A total of 2,169 adult admissions were analyzed, 1,122 in 2012 and 1,047 in 2015. A drug-resistant pathogen was recovered in 3.2% of patients in 2012 and 2.8% in 2015. Broad-spectrum antibiotic use was about 10-fold higher than the incidence of drug-resistant pathogens. A broad-spectrum antibiotic was administered in 40.1% of admissions in 2012 compared to 33.0% in 2015 (P<0.001). Days of vancomycin therapy per 1,000 patient-days in 2012 were 287.3 compared to 238.8 in 2015 (P<0.001). Inadequate initial empiric antibiotics were prescribed in 1.1% of patients in 2012, compared to 0.5% in 2015 (P=0.12). Patients treated using the DRIP had a significant reduction in broad-spectrum antibiotic use (treatment effect odds ratio, 0.62 [95% CI, 0.39 to 0.98]; P=0.039). However, the average effects of the score on mortality, length of stay, and cost were not significant.

The study authors predicted that empiric broad-spectrum antibiotic use would be 18.9% after the stewardship intervention, which was lower than the actual results, suggesting that “the reduction would be greater had clinicians followed the tool recommendations explicitly,” they wrote.
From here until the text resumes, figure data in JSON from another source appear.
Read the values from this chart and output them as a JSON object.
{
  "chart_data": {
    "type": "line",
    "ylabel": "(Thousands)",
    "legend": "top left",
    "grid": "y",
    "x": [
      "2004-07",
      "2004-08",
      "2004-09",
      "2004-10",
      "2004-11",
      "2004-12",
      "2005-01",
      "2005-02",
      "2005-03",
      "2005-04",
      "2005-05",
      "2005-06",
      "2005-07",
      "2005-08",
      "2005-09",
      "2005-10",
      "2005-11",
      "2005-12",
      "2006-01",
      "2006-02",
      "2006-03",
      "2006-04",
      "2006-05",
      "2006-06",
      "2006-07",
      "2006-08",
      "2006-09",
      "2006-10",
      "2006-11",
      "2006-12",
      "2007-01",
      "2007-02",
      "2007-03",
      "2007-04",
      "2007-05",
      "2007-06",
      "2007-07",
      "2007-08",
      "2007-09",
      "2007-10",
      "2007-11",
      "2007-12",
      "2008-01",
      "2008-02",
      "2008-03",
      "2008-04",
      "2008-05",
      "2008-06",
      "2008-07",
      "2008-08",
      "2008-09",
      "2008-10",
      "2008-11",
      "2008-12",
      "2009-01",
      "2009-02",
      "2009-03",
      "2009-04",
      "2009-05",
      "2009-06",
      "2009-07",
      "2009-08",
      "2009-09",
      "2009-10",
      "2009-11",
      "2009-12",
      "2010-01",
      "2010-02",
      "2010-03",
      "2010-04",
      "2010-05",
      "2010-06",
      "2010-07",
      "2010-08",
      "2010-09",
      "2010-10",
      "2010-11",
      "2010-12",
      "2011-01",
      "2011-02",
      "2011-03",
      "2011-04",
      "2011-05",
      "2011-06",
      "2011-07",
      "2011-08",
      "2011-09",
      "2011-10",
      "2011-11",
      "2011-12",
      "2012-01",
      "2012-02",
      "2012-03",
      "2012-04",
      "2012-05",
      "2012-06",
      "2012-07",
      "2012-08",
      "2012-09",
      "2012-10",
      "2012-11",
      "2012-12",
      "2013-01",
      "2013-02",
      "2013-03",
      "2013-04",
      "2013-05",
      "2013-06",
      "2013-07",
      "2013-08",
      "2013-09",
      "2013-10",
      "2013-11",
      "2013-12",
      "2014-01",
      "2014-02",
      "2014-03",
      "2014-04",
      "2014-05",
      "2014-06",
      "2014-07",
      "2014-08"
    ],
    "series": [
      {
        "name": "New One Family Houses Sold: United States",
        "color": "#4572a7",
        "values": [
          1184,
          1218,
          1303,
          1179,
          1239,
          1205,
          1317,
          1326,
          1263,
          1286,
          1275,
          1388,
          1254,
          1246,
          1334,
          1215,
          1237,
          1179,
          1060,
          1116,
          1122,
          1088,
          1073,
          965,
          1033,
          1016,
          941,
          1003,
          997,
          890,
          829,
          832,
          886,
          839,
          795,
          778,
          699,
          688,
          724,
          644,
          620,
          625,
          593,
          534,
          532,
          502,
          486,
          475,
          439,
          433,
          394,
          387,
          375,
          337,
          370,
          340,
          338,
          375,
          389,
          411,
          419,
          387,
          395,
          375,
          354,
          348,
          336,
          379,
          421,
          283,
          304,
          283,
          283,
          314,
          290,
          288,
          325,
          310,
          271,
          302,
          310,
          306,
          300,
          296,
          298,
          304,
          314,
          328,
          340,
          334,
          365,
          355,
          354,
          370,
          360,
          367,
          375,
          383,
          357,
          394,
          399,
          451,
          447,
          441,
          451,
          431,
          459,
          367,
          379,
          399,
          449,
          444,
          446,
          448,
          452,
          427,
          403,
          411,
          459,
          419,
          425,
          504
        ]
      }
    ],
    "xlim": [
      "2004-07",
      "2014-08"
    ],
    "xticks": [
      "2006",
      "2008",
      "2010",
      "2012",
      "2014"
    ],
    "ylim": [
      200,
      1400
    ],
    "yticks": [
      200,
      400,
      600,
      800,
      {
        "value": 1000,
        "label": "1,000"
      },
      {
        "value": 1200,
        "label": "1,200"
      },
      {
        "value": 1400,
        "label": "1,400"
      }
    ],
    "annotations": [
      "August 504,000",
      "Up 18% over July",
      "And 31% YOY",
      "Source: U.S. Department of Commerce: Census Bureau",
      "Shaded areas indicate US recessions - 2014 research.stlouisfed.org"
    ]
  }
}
Confounding by indication was the primary limitation of the study, and further evaluation of the score in other EDs with varying patient demographics and resistance patterns is warranted, they noted.

“Compared to HCAP criteria, the DRIP score is a more effective tool to assist clinicians in accurately identifying the risk of drug-resistant pathogens in pneumonia,” the authors concluded. “Nevertheless, significant opportunities for improvement remain to reduce unnecessary antibiotic use in pneumonia.” They plan to reassess broad-spectrum antibiotic use three years after DRIP deployment, with the hypothesis that they will detect further reductions after clinicians become more familiar with the score and MRSA nasal swab strategies.